For more than seven years, director Erika Cohn followed Cynthia Chandler, a lawyer, and survivors of sterilization in the battle against the California Department of Corrections. 

Chandler's raging adolescence, raging against the world, aligns her with many of the women behind bars. The principal survivor is Kelli Dillon, imprisoned for stopping her husband from killing her and their little sons. Having missed their growing up, she kept herself hopeful with the thought that she would serve her time, find a man to love her, and have another baby. She was not 30 when she discovered that a "routine gynecological operation" to eliminate a cancer that turned out not to be in her womb was actually sterilization.
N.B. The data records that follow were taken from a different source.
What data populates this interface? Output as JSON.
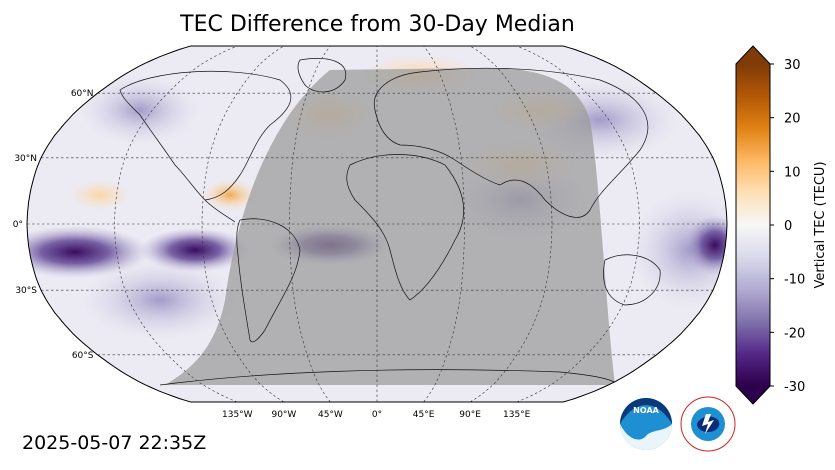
{
  "title": "TEC Difference from 30-Day Median",
  "timestamp": "2025-05-07 22:35Z",
  "map": {
    "projection": "Robinson",
    "lat_labels": [
      {
        "lat": 60,
        "text": "60°N"
      },
      {
        "lat": 30,
        "text": "30°N"
      },
      {
        "lat": 0,
        "text": "0°"
      },
      {
        "lat": -30,
        "text": "30°S"
      },
      {
        "lat": -60,
        "text": "60°S"
      }
    ],
    "lon_labels": [
      {
        "lon": -135,
        "text": "135°W"
      },
      {
        "lon": -90,
        "text": "90°W"
      },
      {
        "lon": -45,
        "text": "45°W"
      },
      {
        "lon": 0,
        "text": "0°"
      },
      {
        "lon": 45,
        "text": "45°E"
      },
      {
        "lon": 90,
        "text": "90°E"
      },
      {
        "lon": 135,
        "text": "135°E"
      }
    ],
    "night_shading": "grey"
  },
  "colorbar": {
    "label": "Vertical TEC (TECU)",
    "min": -30,
    "max": 30,
    "ticks": [
      {
        "value": 30,
        "text": "30"
      },
      {
        "value": 20,
        "text": "20"
      },
      {
        "value": 10,
        "text": "10"
      },
      {
        "value": 0,
        "text": "0"
      },
      {
        "value": -10,
        "text": "-10"
      },
      {
        "value": -20,
        "text": "-20"
      },
      {
        "value": -30,
        "text": "-30"
      }
    ],
    "colors": [
      "#2d004b",
      "#542788",
      "#8073ac",
      "#b2abd2",
      "#d8daeb",
      "#f7f7f7",
      "#fee0b6",
      "#fdb863",
      "#e08214",
      "#b35806",
      "#7f3b08"
    ]
  },
  "logos": {
    "noaa": "NOAA",
    "nws": "NATIONAL WEATHER SERVICE"
  }
}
Dillon and Chandler discovered a series of sterilizations -- completely illegal -- at Central California Women's Facility that demanded to be addressed and altered. Despite defeats, they focus their anger on presenting evidence. Dillon goes from a cowering inmate to a free woman campaigning for her sisters. 

Cohn's film also focuses on facts without wallowing in easy sentimentality -- not that feelings and compassion and heartbreak are not recorded. Prisoners' views, specifically, like women's views generally, are often suffocated, but "Belly of the Beast" admirably records and fully amplifies them.